Il y a trois semaines j'ai eu l'audace de m'inscrire à un concours sur Radio France, 1000 mots pour dire "ensemble". Alors, après avoir raboté mon premier jet pour rentrer dans les clous d'une micro nouvelle, j'ai envoyé au jury populaire  cet ensemble là....

Mon vélo

Il est né un  jour de juillet sur les routes du Tour de France 2005. C’était une étape entre Tours et Blois sous la bannière du Mécénat Chirurgie Cardiaque. Avec sa casaque blanche et rouge à petit coeur il avait surgit d’un camion au milieu de tout un troupeau de vélo prêt à foncer dans un contre la montre par équipe.
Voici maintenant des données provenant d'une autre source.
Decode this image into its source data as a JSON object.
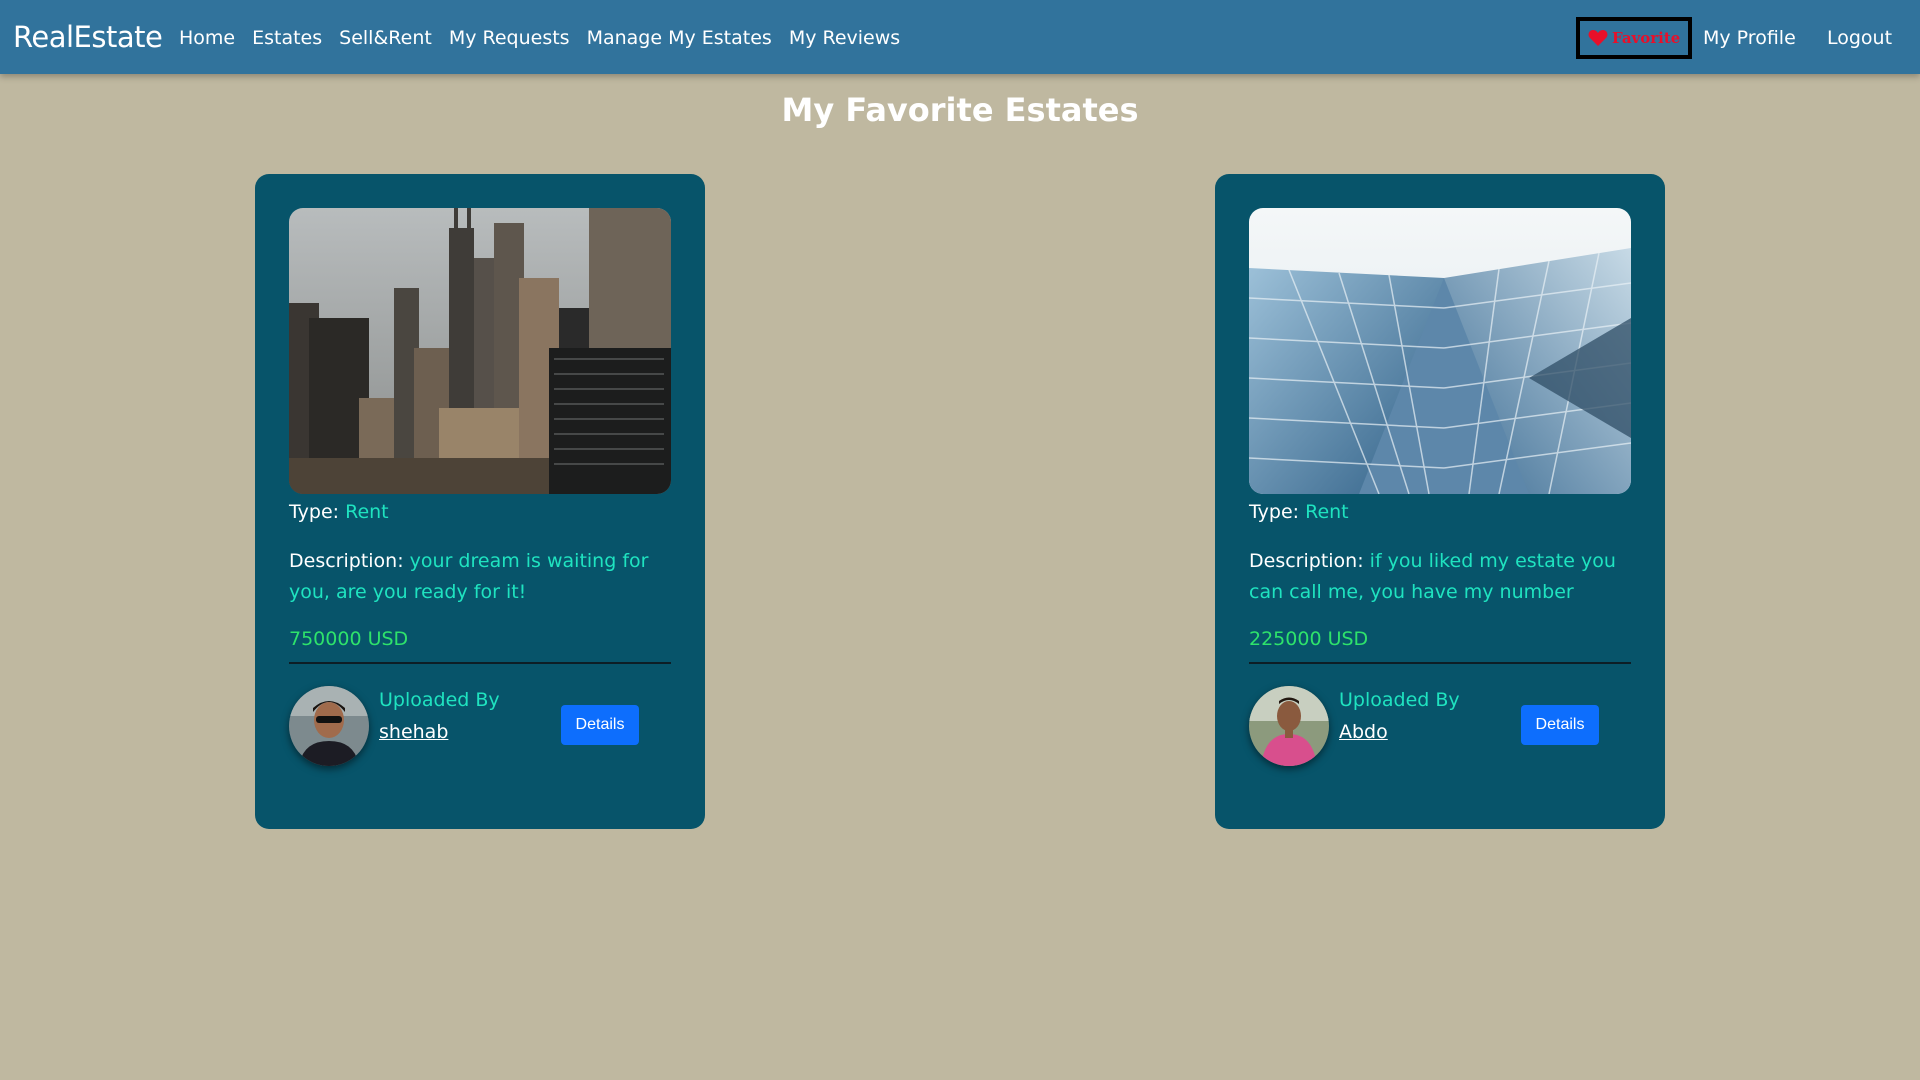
{
  "navbar": {
    "brand": "RealEstate",
    "links": [
      "Home",
      "Estates",
      "Sell&Rent",
      "My Requests",
      "Manage My Estates",
      "My Reviews"
    ],
    "favorite_label": "Favorite",
    "profile_label": "My Profile",
    "logout_label": "Logout",
    "favorite_icon": "heart-icon",
    "colors": {
      "bar": "#31739c",
      "favorite_text": "#e8102a"
    }
  },
  "page": {
    "title": "My Favorite Estates",
    "background": "#bfb8a0"
  },
  "estates": [
    {
      "image": "city-skyline-photo",
      "type_label": "Type:",
      "type_value": "Rent",
      "description_label": "Description:",
      "description_value": "your dream is waiting for you, are you ready for it!",
      "price": "750000 USD",
      "uploaded_by_label": "Uploaded By",
      "uploader": "shehab",
      "details_label": "Details"
    },
    {
      "image": "glass-tower-photo",
      "type_label": "Type:",
      "type_value": "Rent",
      "description_label": "Description:",
      "description_value": "if you liked my estate you can call me, you have my number",
      "price": "225000 USD",
      "uploaded_by_label": "Uploaded By",
      "uploader": "Abdo",
      "details_label": "Details"
    }
  ],
  "colors": {
    "card": "#07546a",
    "accent": "#1fe3c0",
    "price": "#2ee26b",
    "button": "#0d6efd"
  }
}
Il m’avait été désigné à la taille avec sa panoplie du casque aux chaussures. Une fois équipé, il s’était tout de suite montré très docile et affectueux. Il était pour l’occasion une chèvre de monsieur Seguin, ses pneus noirs et luisants, sa selle de sous officier, ses rayons zébrés et son cadre carbone qui lui faisait une houppelande ! Et puis roulant, sans bruit bizarre, une seule vitesse à la fois, jamais une pédale plus haute que l’autre et sans mettre le pied à terre, un amour de vélo. On avait fait nos premiers tours de roue derrière les motos gardians et, gyrophares aux vents, notre manade avait rencontré le succès du public. Durant 70 kilomètres la haie d’honneur formée par les spectateurs avait entendu notre cause humanitaire et dans l’aire d’arrivée on ne voulut plus se quitter. Après quelques péripéties et d’énormes tractations sonnantes mais pas trébuchantes, j’ai obtenu la garde de ce pur sang et un visa pour la montagne. Pour passer partout on lui avait greffé un 39X27 de retraité, bien loin de l’olympique 42X21 que j’arrachais depuis 20 ans sur mon ancien coursier, mes jambes avaient fondu et il était temps que le braquet prenne le même chemin.
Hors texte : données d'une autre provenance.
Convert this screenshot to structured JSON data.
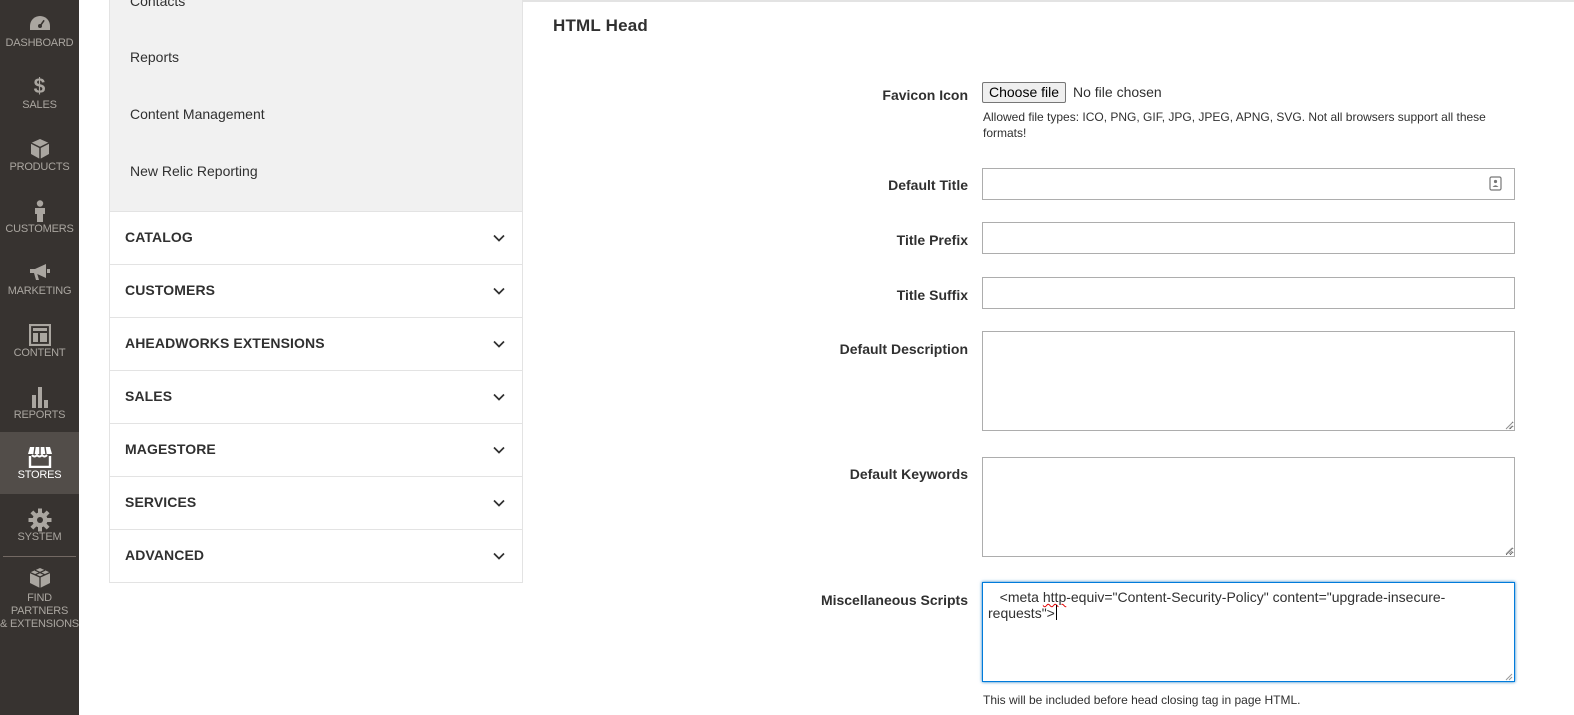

Pendant quelques années je lui ai donné du jarret et des kilomètres à avaler. On partait dans des balades solitaires parce que je ne le sortais que rarement de son enclos, comme celui qui a une Porsche dans le garage mais qui roule en Peugeot. En public je restais sur mon vieux mulet, un vestige des années 80 avec les vitesses au cadre, les câbles apparents et qui m’avait accompagné durant toute ma carrière. J’arrivais à tenir le rythme, créant l’admiration autour de moi, mais il était d’une autre histoire tout simplement. J’avais fini par abdiquer dans ce jeu de cache-cache et assumé au grand jour ce super destrier. Désormais sans excuse dans les grandes randonnées, j’engrangeais 1500 kilomètres par été et j’avais ainsi tracé de beaux parcours. Quand les jambes n’étaient pas là, il préservait mon égo, passant à la moulinette les gros pourcentages et quand ma tête n’était pas là, il m’évadait vers d’incroyables aventures en un tour de jambe. Mon seul regret avec lui c’est de ne pas être parti à la conquête des grands cols, ceux que je me suis toujours interdit par manque de conviction. Un entraînement en pointillé suspendu pour cause de flemme, de pluie ou de mal au cul et j’ai systématiquement buté sur ces ascensions majeures. Prétextant une préférence pour les p’tits cols et les coins perdus, nous sommes restés dans une carrière Beauforto-Beaufortaine à tourner les jambes pour le plaisir.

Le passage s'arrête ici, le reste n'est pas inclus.